En toda América Latina nos reíamos con Tintán, Clavillazo, Viruta y Capulina, con Sara García, pero nadie igual a él, con esa malicia ladina del que todo lo dice sin decir nada. Su sola aparición en la pantalla ya nos emocionaba y nos hacía estallar de risa, su lenguaje llegaba a todo el continente como la metáfora del absurdo novelesco de nuestra existencia. Diríase que Diógenes Bravo, Úrsulo, Sócrates García, el padre Sebas, Fidencio Barrenillo, Lopitos, Rogaciano, Feliciano Calloso, el portero, el piloto inocente, son los verdaderos personajes de la gran novela latinoamericana surgidos desde México. Habría que reunirlos a todos y ellos solos se encargarían de hacer palidecer las mejores novelas y obras coronadas, pues su autenticidad no tiene límites. Oir, ver y reir, he ahí el asunto primordial.

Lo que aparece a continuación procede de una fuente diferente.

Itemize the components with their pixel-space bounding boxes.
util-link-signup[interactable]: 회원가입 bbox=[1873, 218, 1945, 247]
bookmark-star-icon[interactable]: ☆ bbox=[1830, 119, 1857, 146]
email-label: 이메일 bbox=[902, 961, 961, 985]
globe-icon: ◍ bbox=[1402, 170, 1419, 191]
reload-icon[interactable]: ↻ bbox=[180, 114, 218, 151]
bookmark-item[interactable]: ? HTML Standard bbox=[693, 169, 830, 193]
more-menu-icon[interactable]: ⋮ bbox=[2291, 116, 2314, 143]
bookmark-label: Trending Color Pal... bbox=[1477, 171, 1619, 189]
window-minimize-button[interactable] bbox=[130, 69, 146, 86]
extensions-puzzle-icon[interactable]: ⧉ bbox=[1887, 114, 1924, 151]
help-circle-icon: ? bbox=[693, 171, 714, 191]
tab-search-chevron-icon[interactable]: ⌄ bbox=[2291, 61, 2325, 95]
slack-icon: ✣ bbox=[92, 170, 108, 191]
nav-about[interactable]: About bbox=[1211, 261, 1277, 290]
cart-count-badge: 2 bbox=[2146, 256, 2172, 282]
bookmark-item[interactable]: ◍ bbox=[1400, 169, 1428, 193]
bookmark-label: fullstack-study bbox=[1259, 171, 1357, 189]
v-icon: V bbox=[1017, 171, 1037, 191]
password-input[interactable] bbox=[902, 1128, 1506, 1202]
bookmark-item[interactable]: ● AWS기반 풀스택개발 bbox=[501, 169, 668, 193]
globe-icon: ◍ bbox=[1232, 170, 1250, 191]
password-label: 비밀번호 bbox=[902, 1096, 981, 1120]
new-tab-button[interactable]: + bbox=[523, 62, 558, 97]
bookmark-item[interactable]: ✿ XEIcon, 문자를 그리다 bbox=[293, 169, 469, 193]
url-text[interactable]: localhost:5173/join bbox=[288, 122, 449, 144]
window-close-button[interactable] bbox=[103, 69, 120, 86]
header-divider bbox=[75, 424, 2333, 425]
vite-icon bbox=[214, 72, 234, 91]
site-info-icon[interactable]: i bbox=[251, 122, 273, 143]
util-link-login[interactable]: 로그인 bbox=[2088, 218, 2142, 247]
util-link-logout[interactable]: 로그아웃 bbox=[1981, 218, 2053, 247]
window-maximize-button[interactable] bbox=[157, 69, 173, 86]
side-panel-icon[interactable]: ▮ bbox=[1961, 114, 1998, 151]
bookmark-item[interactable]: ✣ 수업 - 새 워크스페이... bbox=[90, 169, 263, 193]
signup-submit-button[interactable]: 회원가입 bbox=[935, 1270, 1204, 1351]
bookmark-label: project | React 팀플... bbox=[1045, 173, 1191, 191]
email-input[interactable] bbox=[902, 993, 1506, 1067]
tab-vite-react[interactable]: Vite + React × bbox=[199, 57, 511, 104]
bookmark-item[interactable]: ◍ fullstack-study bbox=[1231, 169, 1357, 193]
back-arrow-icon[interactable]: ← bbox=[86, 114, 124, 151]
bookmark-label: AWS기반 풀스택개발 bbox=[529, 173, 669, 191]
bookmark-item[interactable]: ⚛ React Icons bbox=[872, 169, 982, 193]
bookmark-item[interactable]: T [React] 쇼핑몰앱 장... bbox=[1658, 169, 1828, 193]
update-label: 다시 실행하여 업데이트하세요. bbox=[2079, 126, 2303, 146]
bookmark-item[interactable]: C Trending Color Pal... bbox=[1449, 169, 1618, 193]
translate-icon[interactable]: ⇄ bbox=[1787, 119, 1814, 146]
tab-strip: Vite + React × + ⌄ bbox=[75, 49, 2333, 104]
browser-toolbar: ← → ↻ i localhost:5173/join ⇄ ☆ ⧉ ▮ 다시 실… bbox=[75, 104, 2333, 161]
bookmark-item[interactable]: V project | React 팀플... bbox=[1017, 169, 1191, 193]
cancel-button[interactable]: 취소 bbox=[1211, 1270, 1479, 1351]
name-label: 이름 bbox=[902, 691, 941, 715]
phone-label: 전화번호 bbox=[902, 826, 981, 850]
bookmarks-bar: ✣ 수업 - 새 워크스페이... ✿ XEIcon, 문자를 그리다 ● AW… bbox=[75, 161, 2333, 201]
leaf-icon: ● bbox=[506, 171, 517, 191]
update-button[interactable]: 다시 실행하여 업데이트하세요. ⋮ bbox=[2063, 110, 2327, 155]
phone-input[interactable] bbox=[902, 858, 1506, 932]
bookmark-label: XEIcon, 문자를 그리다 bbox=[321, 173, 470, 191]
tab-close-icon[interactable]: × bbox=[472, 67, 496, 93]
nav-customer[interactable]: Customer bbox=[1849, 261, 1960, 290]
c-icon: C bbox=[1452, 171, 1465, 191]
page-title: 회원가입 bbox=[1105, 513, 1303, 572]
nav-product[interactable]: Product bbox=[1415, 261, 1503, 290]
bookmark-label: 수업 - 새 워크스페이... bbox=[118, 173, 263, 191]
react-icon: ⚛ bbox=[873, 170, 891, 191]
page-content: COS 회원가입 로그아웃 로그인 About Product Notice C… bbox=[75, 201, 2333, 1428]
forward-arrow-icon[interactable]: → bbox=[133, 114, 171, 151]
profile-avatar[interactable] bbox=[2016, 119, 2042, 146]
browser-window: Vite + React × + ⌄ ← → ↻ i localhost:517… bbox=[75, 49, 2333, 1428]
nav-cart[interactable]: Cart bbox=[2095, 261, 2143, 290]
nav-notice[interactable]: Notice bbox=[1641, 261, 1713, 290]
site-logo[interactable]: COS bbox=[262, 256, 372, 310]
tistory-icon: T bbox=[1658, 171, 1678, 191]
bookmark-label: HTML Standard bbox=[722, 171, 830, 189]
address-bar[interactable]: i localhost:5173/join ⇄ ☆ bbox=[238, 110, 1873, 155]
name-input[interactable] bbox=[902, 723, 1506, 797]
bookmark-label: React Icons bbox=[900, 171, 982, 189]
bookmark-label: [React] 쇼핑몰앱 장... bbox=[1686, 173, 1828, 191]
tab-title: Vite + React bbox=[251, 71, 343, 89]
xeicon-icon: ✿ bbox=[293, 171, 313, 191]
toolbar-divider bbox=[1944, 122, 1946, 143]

Un año antes, el día de su cumpleaños, hablé con él por teléfono para pedirle declaraciones. Al otro lado del auricular la voz del mito se escuchaba en esa oficina de un decadente viejo edificio de Insurgentes donde tenía su oficina. Se oía el cruce de los autos afuera, en medio del polvo, en ese rincón detenido del progreso mexicano donde se había refugiado entre las Colonias Roma y la Condesa. Lo había visto alguna veces desde lejos en medio del ajetreo de la gloria y la prensa y desde niño en el cine, pero otra cosa era escucharlo al otro lado del teléfono tratando de responder con chistes malos e incomprensibles a mis preguntas con la amabilidad y generosidad del senecto humorista que se acercaba al final. Le seguí la corriente un buen rato, pues sabía que estaba hablando con la historia.
Cómo olvidar en blanco y negro Ahí está el detalle (1940), Gran Hotel (1944), A volar joven (1947), El supersabio (1948), El bombero atómico (1950), Abajo el telón (1954), Si yo fuera diputado (1951), Entrega inmediata (1963), vistas en el viejo teatro Olympia de mi ciudad natal Manizales, a las que siguieron las películas a color, tal vez menos logradas, como La vuelta al mundo en ochenta dias (1956), Sube y baja (1958), El Padrecito (1964), Su excelencia (1966), El profe (1970) y El Quijote cabalga de nuevo (1972), entre otras muchas. En esos filmes todo el continente aprendió a conocer los profundos laberintos humanos, políticos, sociales y culturales de un país que ha sido y sigue siendo el hermano mayor de América Latina, como múltiple civilización prehispánica y Nueva España que fue, así como vecino del Imperio que lo desmembró y lo devoró, pero que al fin vuelve tal vez a ser conquistado por estas lenguas y este sentido de la autoburla y la irrisión que nos domina, en una comedia interminable de caudillos, dictadores, mafiosos y autoridades corruptas.
Habría que haber visto a esa muchedumbre en las interminables colas de la Alameda Central para comprender el amor de todo un pueblo por quien supo representar sus miserias y expectativas y decir en voz alta, a través de la risa, la profunda indiferencia que sienten los de abajo por quienes los dominan y los explotan a lo largo de vidas anónimas, dominadas por la carencia, la desesperanza y la lucha. Con Cantinflas el mundo se ponía al revés y el pelado era el rey, el "chato" verdadero que nutre y hace la cultura de un país y lo hace vivir a pesar de su vampiros multinacionales.